Counterfeit Bride(8)

By: Sara Craven



'We'll cable Cliff right away,' she said. 'Maybe Nicky could play for time in other ways on the trip—pretend to be sick or something.'

‘I wouldn't have to pretend,' Nicola said desperately. 'Stop it, the pair of you. You're mad!'

Elaine gave her a steady look. 'You said you'd do anything to stop this happening. What Teresita chiefly needs is time—time for Cliff to get back here and marry her himself—and this you could give her.'

'Yes,' Teresita said with a little sob. 'Oh, yes, Nicky. If I go to Monterrey, then I shall never see Cliff again. I know it.'

. 'But I really don't think I could get away with it,' Nicola said, trying to hold on to her sanity. 'Oh, I know people congratulate me on my fluency and my accent, but all it would need would be one small mistake and I'd be finished.

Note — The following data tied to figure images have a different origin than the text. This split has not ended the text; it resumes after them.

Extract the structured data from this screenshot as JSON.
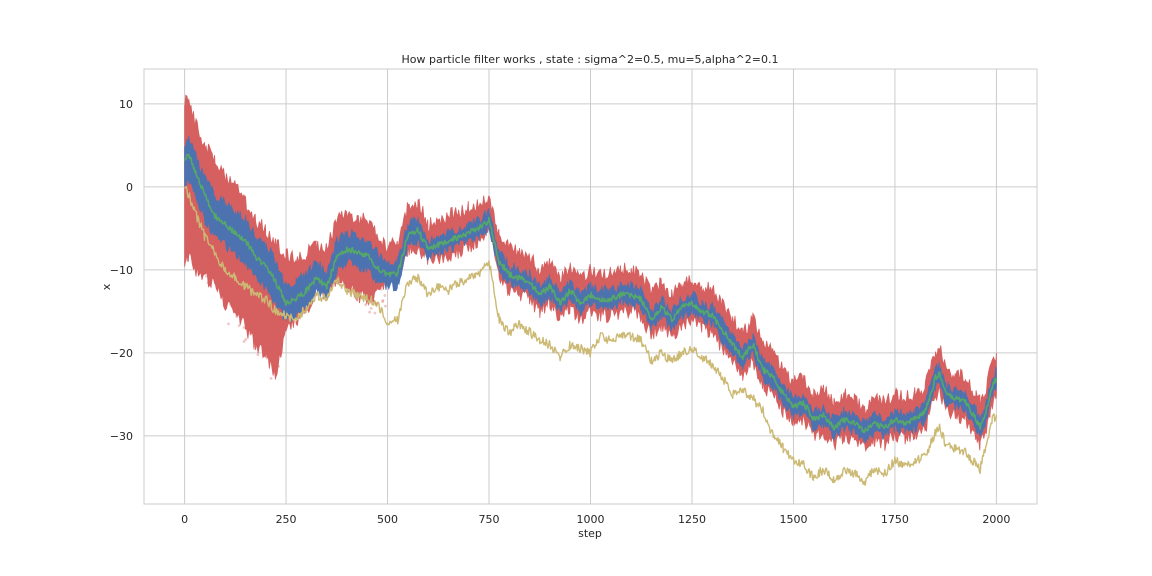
{
  "chart_data": {
    "type": "line",
    "title": "How particle filter works , state : sigma^2=0.5, mu=5,alpha^2=0.1",
    "xlabel": "step",
    "ylabel": "x",
    "xlim": [
      -100,
      2100
    ],
    "ylim": [
      -38.2,
      14.2
    ],
    "xticks": [
      0,
      250,
      500,
      750,
      1000,
      1250,
      1500,
      1750,
      2000
    ],
    "yticks": [
      10,
      0,
      -10,
      -20,
      -30
    ],
    "grid": true,
    "legend": "none",
    "x": [
      0,
      10,
      25,
      50,
      75,
      100,
      125,
      150,
      175,
      200,
      225,
      250,
      275,
      300,
      325,
      350,
      375,
      400,
      425,
      450,
      475,
      500,
      525,
      550,
      575,
      600,
      625,
      650,
      675,
      700,
      725,
      750,
      775,
      800,
      825,
      850,
      875,
      900,
      925,
      950,
      975,
      1000,
      1025,
      1050,
      1075,
      1100,
      1125,
      1150,
      1175,
      1200,
      1225,
      1250,
      1275,
      1300,
      1325,
      1350,
      1375,
      1400,
      1425,
      1450,
      1475,
      1500,
      1525,
      1550,
      1575,
      1600,
      1625,
      1650,
      1675,
      1700,
      1725,
      1750,
      1775,
      1800,
      1825,
      1850,
      1860,
      1875,
      1900,
      1925,
      1950,
      1960,
      1975,
      1990,
      2000
    ],
    "series": [
      {
        "role": "particles",
        "color": "#d65f5f",
        "upper": [
          10.0,
          11.0,
          8.0,
          5.0,
          3.0,
          1.0,
          0.0,
          -2.0,
          -4.0,
          -5.0,
          -7.0,
          -8.0,
          -9.0,
          -8.0,
          -7.0,
          -7.5,
          -4.0,
          -3.0,
          -4.0,
          -4.0,
          -6.0,
          -7.0,
          -7.0,
          -2.5,
          -2.0,
          -4.5,
          -4.0,
          -3.5,
          -3.0,
          -2.5,
          -2.0,
          -1.0,
          -6.0,
          -7.5,
          -8.0,
          -8.5,
          -10.0,
          -9.0,
          -11.0,
          -9.5,
          -11.0,
          -10.0,
          -10.5,
          -10.5,
          -10.0,
          -10.0,
          -10.5,
          -13.0,
          -11.5,
          -13.0,
          -11.5,
          -11.0,
          -12.0,
          -12.5,
          -14.0,
          -16.0,
          -17.5,
          -16.0,
          -19.0,
          -20.0,
          -22.0,
          -23.5,
          -23.0,
          -25.0,
          -24.5,
          -26.0,
          -25.0,
          -25.5,
          -27.0,
          -25.5,
          -26.0,
          -25.0,
          -25.5,
          -25.0,
          -24.0,
          -20.0,
          -19.5,
          -22.0,
          -22.5,
          -23.0,
          -25.0,
          -26.0,
          -24.0,
          -21.0,
          -20.0
        ],
        "lower": [
          -10.0,
          -8.0,
          -10.0,
          -11.0,
          -12.0,
          -14.0,
          -15.0,
          -17.0,
          -19.0,
          -20.0,
          -23.0,
          -17.0,
          -16.0,
          -15.0,
          -12.0,
          -13.0,
          -11.0,
          -12.0,
          -13.0,
          -13.5,
          -13.0,
          -11.0,
          -11.5,
          -7.5,
          -7.5,
          -9.0,
          -8.5,
          -8.5,
          -8.0,
          -7.5,
          -6.5,
          -5.0,
          -11.0,
          -12.5,
          -13.0,
          -13.5,
          -15.0,
          -14.0,
          -16.0,
          -14.5,
          -16.0,
          -15.0,
          -15.5,
          -15.5,
          -15.0,
          -15.0,
          -15.5,
          -18.0,
          -16.5,
          -18.0,
          -16.5,
          -16.0,
          -17.0,
          -17.5,
          -19.5,
          -21.0,
          -22.5,
          -21.0,
          -24.0,
          -25.0,
          -27.0,
          -28.5,
          -28.0,
          -30.0,
          -29.5,
          -31.0,
          -30.0,
          -30.5,
          -31.5,
          -30.5,
          -31.0,
          -30.0,
          -30.5,
          -30.0,
          -29.0,
          -25.0,
          -24.5,
          -27.0,
          -27.5,
          -28.0,
          -30.0,
          -31.0,
          -29.0,
          -26.0,
          -25.0
        ]
      },
      {
        "role": "estimate band",
        "color": "#4c72b0",
        "upper": [
          5.0,
          6.0,
          4.0,
          1.0,
          -1.0,
          -2.0,
          -3.0,
          -4.0,
          -6.0,
          -7.0,
          -9.0,
          -12.0,
          -11.5,
          -10.5,
          -9.0,
          -10.5,
          -6.5,
          -5.5,
          -6.0,
          -6.5,
          -8.0,
          -9.0,
          -9.0,
          -4.5,
          -4.0,
          -6.5,
          -6.0,
          -5.5,
          -5.0,
          -4.5,
          -4.0,
          -3.0,
          -8.0,
          -9.5,
          -10.0,
          -10.5,
          -12.0,
          -11.0,
          -13.0,
          -11.5,
          -13.0,
          -12.0,
          -12.5,
          -12.5,
          -12.0,
          -12.0,
          -12.5,
          -15.0,
          -13.5,
          -15.0,
          -13.5,
          -13.0,
          -14.0,
          -14.5,
          -16.0,
          -18.0,
          -19.5,
          -18.0,
          -21.0,
          -22.0,
          -24.0,
          -25.5,
          -25.0,
          -27.0,
          -26.5,
          -28.0,
          -27.0,
          -27.5,
          -28.5,
          -27.5,
          -28.0,
          -27.0,
          -27.5,
          -27.0,
          -26.0,
          -22.0,
          -21.5,
          -24.0,
          -24.5,
          -25.0,
          -27.0,
          -28.0,
          -26.0,
          -23.0,
          -22.0
        ],
        "lower": [
          0.0,
          1.0,
          -1.0,
          -4.0,
          -6.0,
          -7.0,
          -8.0,
          -9.0,
          -11.0,
          -12.0,
          -14.0,
          -16.0,
          -15.5,
          -14.5,
          -12.5,
          -13.5,
          -10.0,
          -9.0,
          -9.5,
          -10.0,
          -11.5,
          -12.0,
          -12.0,
          -7.0,
          -6.5,
          -8.5,
          -8.0,
          -7.5,
          -7.0,
          -6.5,
          -6.0,
          -5.0,
          -10.0,
          -11.5,
          -12.0,
          -12.5,
          -14.0,
          -13.0,
          -15.0,
          -13.5,
          -15.0,
          -14.0,
          -14.5,
          -14.5,
          -14.0,
          -14.0,
          -14.5,
          -17.0,
          -15.5,
          -17.0,
          -15.5,
          -15.0,
          -16.0,
          -16.5,
          -18.5,
          -20.0,
          -21.5,
          -20.0,
          -23.0,
          -24.0,
          -26.0,
          -27.5,
          -27.0,
          -29.0,
          -28.5,
          -30.0,
          -29.0,
          -29.5,
          -30.5,
          -29.5,
          -30.0,
          -29.0,
          -29.5,
          -29.0,
          -28.0,
          -24.0,
          -23.5,
          -26.0,
          -26.5,
          -27.0,
          -29.0,
          -30.0,
          -28.0,
          -25.0,
          -24.0
        ]
      },
      {
        "role": "estimate",
        "color": "#55a868",
        "values": [
          3.0,
          4.0,
          2.0,
          -1.0,
          -3.5,
          -4.5,
          -5.5,
          -6.5,
          -8.5,
          -9.5,
          -11.5,
          -14.0,
          -13.5,
          -12.5,
          -11.0,
          -12.0,
          -8.5,
          -7.5,
          -7.8,
          -8.2,
          -9.8,
          -10.5,
          -10.5,
          -5.8,
          -5.2,
          -7.5,
          -7.0,
          -6.5,
          -6.0,
          -5.5,
          -5.0,
          -4.0,
          -9.0,
          -10.5,
          -11.0,
          -11.5,
          -13.0,
          -12.0,
          -14.0,
          -12.5,
          -14.0,
          -13.0,
          -13.5,
          -13.5,
          -13.0,
          -13.0,
          -13.5,
          -16.0,
          -14.5,
          -16.0,
          -14.5,
          -14.0,
          -15.0,
          -15.5,
          -17.2,
          -19.0,
          -20.5,
          -19.0,
          -22.0,
          -23.0,
          -25.0,
          -26.5,
          -26.0,
          -28.0,
          -27.5,
          -29.0,
          -28.0,
          -28.5,
          -29.5,
          -28.5,
          -29.0,
          -28.0,
          -28.5,
          -28.0,
          -27.0,
          -23.0,
          -22.5,
          -25.0,
          -25.5,
          -26.0,
          -28.0,
          -29.0,
          -27.0,
          -24.0,
          -23.0
        ]
      },
      {
        "role": "observed",
        "color": "#ccb974",
        "values": [
          0.0,
          -1.0,
          -3.0,
          -6.0,
          -8.0,
          -10.0,
          -11.0,
          -12.0,
          -13.0,
          -13.5,
          -15.0,
          -15.5,
          -16.0,
          -14.5,
          -13.0,
          -13.5,
          -11.0,
          -12.5,
          -13.0,
          -13.5,
          -14.0,
          -16.5,
          -16.0,
          -11.5,
          -11.0,
          -13.0,
          -12.0,
          -12.5,
          -11.5,
          -11.0,
          -10.5,
          -9.0,
          -16.0,
          -17.5,
          -16.5,
          -17.5,
          -18.5,
          -19.0,
          -20.5,
          -19.0,
          -19.5,
          -20.0,
          -18.0,
          -18.5,
          -18.0,
          -18.0,
          -18.5,
          -21.0,
          -20.0,
          -21.0,
          -20.0,
          -19.5,
          -20.5,
          -21.5,
          -23.0,
          -25.0,
          -24.5,
          -25.5,
          -27.0,
          -30.0,
          -31.5,
          -33.0,
          -33.5,
          -35.0,
          -34.0,
          -35.5,
          -34.0,
          -34.5,
          -35.5,
          -34.0,
          -34.5,
          -33.0,
          -33.5,
          -33.0,
          -32.5,
          -29.5,
          -29.0,
          -31.0,
          -31.5,
          -32.0,
          -33.5,
          -34.0,
          -31.0,
          -28.0,
          -27.5
        ]
      }
    ]
  }
}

And I can hardly drive hundreds of miles in stony silence.'

'But why not? Ramon would not expect me, the novia of his cousin, to talk and chatter to him. It would be indecoroso. And if you pretended that the motion of the car was making you ill, then he would not expect you to speak at all. He is much younger than Don Luis, and when I was a child, he was kind to me.' She was silent for a moment, then she said pleadingly, 'Nicky, I beg you to do this thing for me. I could not love Don Luis, and he does not love me. He marries me only because it is time he was married, and because he wishes for a son to inherit this new—empire that he has made. Would you, in your heart, wish to be married for such a reason?'

Nicola was very still. As if it was yesterday, she saw Ewan smiling at her, and heard his voice. 'Of course I'm not in love with her, darling. It's you I care about. But Greta knows what the score is. She understands these things. Once I've married her, there's no reason why you and I shouldn't be together as much as we want, as long as we're discreet.'

She suppressed a little shudder, remembering how, even through the agony of the moment, there had been a flash of pity for Ewan's wife, who would never possess the certainty of his love and loyalty. A marriage of convenience, she had thought bitterly. Very convenient for the man—but heartbreak for the woman.

Teresita didn't deserve such a fate.

She said, 'All right, I'll do it.'





CHAPTER TWO


Nicola stood nervously in the shadow of the portico and stared down the quiet and empty street. Ramon was late, and at any moment the door behind could open and one of the nuns emerge, and ask what she was doing there.

For the umpteenth time she had to resist the impulse to adjust the wig. It was a loathsome thing, totally realistic, but hot and itchy. Orchid pink silky dress, strapped sandals with high heels in a matching kid, and two of Teresita's expensive cases as window dressing. The only thing out of place was the bulky leather bag on her shoulder, but it would just have to look incongruous. It was her lifeline.

She glanced at her watch, biting her lip nervously, thinking how funny it would be if it was all for nothing and Don Luis had changed his mind—and then she saw the car and her stomach lurched in panic.

It was too late now to run for it. She could only cross her fingers that the wig and cosmetics and the large pair of dark glasses would be sufficiently convincing. Swallowing, she adopted an air of faint hauteur as Teresita had suggested and stared in front of her as the car came to a halt in front of the convent steps.

There was a uniformed chauffeur at the wheel, but Nicola barely registered the fact. She was too busy looking at the man who had just emerged from the front passenger seat and was standing by the car watching her.

Young, Teresita had said, or at least younger than Don Luis. Well, he was at least in his mid-thirties, so that figured, but what she hadn't mentioned, either because she'd forgotten or had been too young to notice, was that Ramon was a disturbingly, even devastatingly, attractive man. Tall—unusually so—with black hair, and eyes darker than sin. Golden bronze skin over a classic bone structure that went beyond conventional good looks. A high-bridged aristocratic nose, a firm-lipped mouth, the purity of its lines betrayed only by a distinctly unchaste curve to his lower lip, and a proudly uncompromising strength of chin.

'Ye gods,' Nicola thought, 'and this is only the poor relation! What the Mark II model is like makes the mind reel.' Somehow the image of the plump, pompous grandee didn't seem quite so valid any more.